Per superare tali stati emotivi credo che serva ricompattarsi attorno ai principi e valori morali di qualche tempo fa. Serve ridare importanza ai rapporti famigliari, rinvigorire il rapporto con il proprio partner, prendersi maggior cura dei propri figli, alimentare le amicizie. Rapporti veri, di sostanza, rapporti che energizzano, alimentati da uno scambio di genuino interesse, rapporti che scaldano il cuore e che fanno e ci fanno sentire protetti.
Credo che il 2023 sarà un anno molto diverso rispetto a quello appena concluso. Nessuna potenza economica sembra, per interessi vari, voler far cessare a breve il conflitto Russo-Americano. I tassi di interesse della BCE rimarranno alti probabilmente fino al 2025. Gas e carburanti rincarano. Le ripercussioni sulla vita “reale” ci sono e ci saranno. Tali effetti si faranno sentire, anche nel settore turistico, oltre che sul fronte della domanda, anche su quello dei collaboratori.
E proprio sul lato collaboratori, riprendendo il pensiero riguardo ai rapporti umani, data la grande difficoltà nel trovare persone di qualità ed a trattenere quelle valide già a libro paga, suggerisco ai responsabili di attività del mondo HoReCa di curare maggiormente le relazioni con il personale. Essere presenti, essere disponibili, avere un pensiero per ognuno di loro, creare un ambiente lavorativo sano, privo di comunicazione ed atteggiamenti negativi, un ambiante lavorativo formativo e premiante.
A volte i direttori e i capi reparto non hanno il tempo di curare i rapporti umani. A volte, semplicemente, non sanno come gestirli. A tal proposito la figura di un “coach” sarà sempre più necessaria. Soprattutto se, nel percorso, oltre ai temi “operativi”, si avverte il bisogno di avere un sostegno emotivo ed una guida nel riconoscere e sviluppare le proprie abilità e talenti.

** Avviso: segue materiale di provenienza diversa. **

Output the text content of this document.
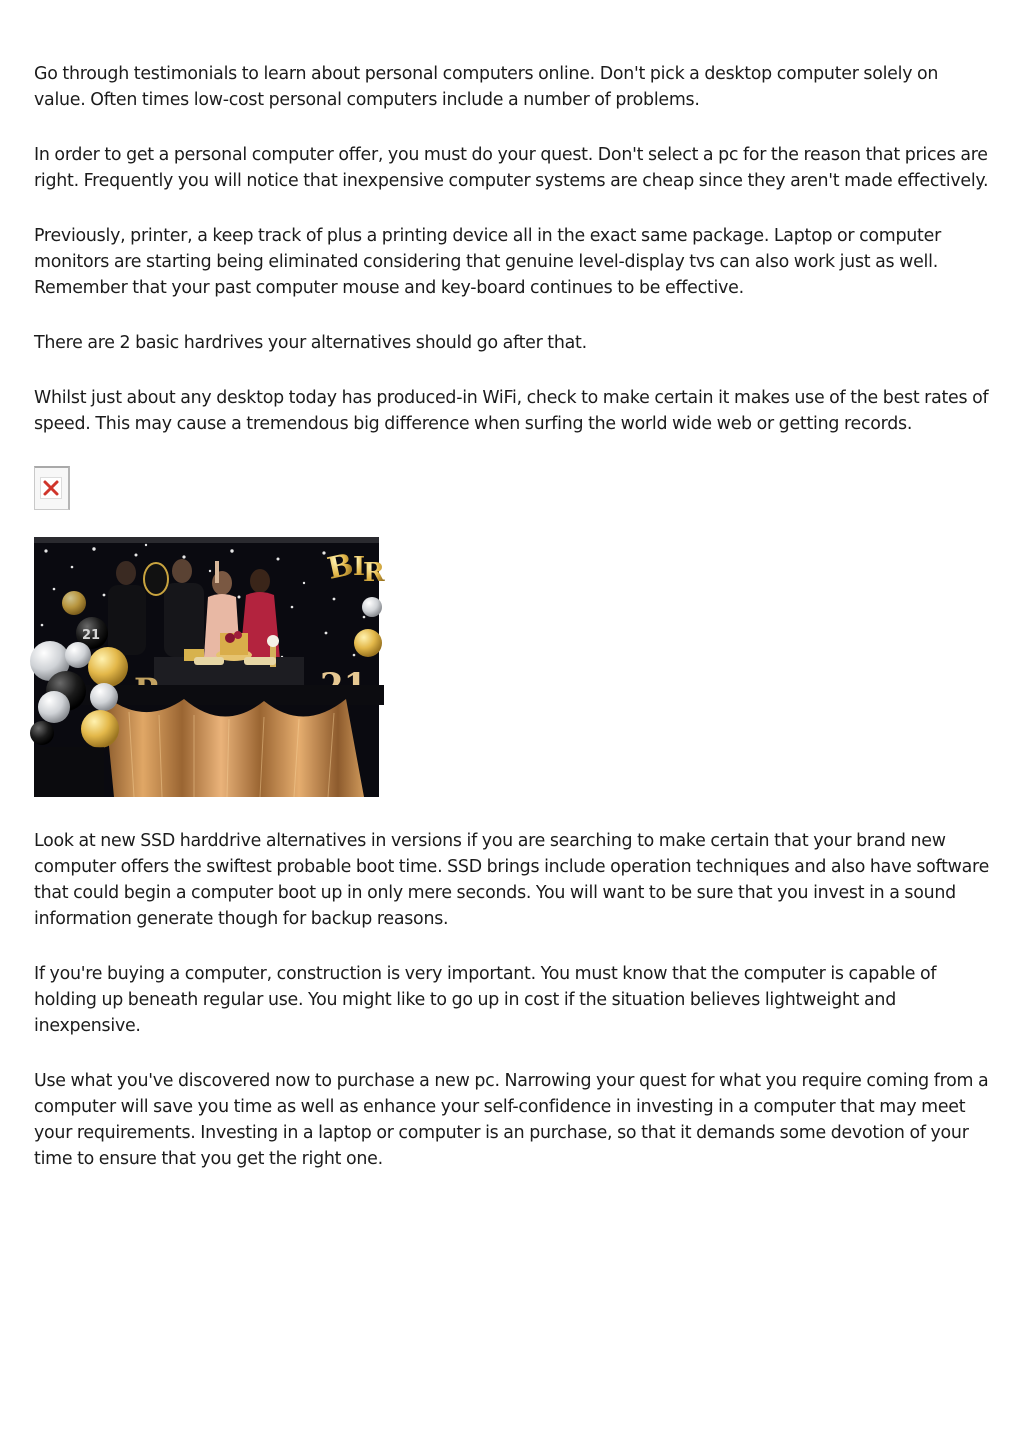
Go through testimonials to learn about personal computers online. Don't pick a desktop computer solely on value. Often times low-cost personal computers include a number of problems.

In order to get a personal computer offer, you must do your quest. Don't select a pc for the reason that prices are right. Frequently you will notice that inexpensive computer systems are cheap since they aren't made effectively.

Previously, printer, a keep track of plus a printing device all in the exact same package. Laptop or computer monitors are starting being eliminated considering that genuine level-display tvs can also work just as well. Remember that your past computer mouse and key-board continues to be effective.

There are 2 basic hardrives your alternatives should go after that.

Whilst just about any desktop today has produced-in WiFi, check to make certain it makes use of the best rates of speed. This may cause a tremendous big difference when surfing the world wide web or getting records.

B
I
R
21

Look at new SSD harddrive alternatives in versions if you are searching to make certain that your brand new computer offers the swiftest probable boot time. SSD brings include operation techniques and also have software that could begin a computer boot up in only mere seconds. You will want to be sure that you invest in a sound information generate though for backup reasons.

If you're buying a computer, construction is very important. You must know that the computer is capable of holding up beneath regular use. You might like to go up in cost if the situation believes lightweight and inexpensive.

Use what you've discovered now to purchase a new pc. Narrowing your quest for what you require coming from a computer will save you time as well as enhance your self-confidence in investing in a computer that may meet your requirements. Investing in a laptop or computer is an purchase, so that it demands some devotion of your time to ensure that you get the right one.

Ad esempio, una persona che con me collabora e che, a mio parere, ha competenza, esperienza e soprattutto sensibilità nel relazionarsi alle persone, sia come singoli, sia come parti di un sistema aziendale, è Roberto Barison, uno Human Coach. Quanto costa ricercare, inserire e formare un nuovo collaboratore rispetto ad un investimento che vuole armonizzare il clima aziendale e costruire un percorso che aumenti il welfare e la crescita delle persone al fine di diminuire il turn over?
Un ultimo suggerimento è quello di essere prudenti nel fare investimenti, nel definire la propria strategia tariffaria, prudenti nel fare stime di budget troppo “ottimistiche”.
Questo non significa essere pessimisti. Significa fare passi commisurati alla gamba in attesa che torni il sereno.
Per parafrasare Steve Jobs, “Stay hungry, stay awake”!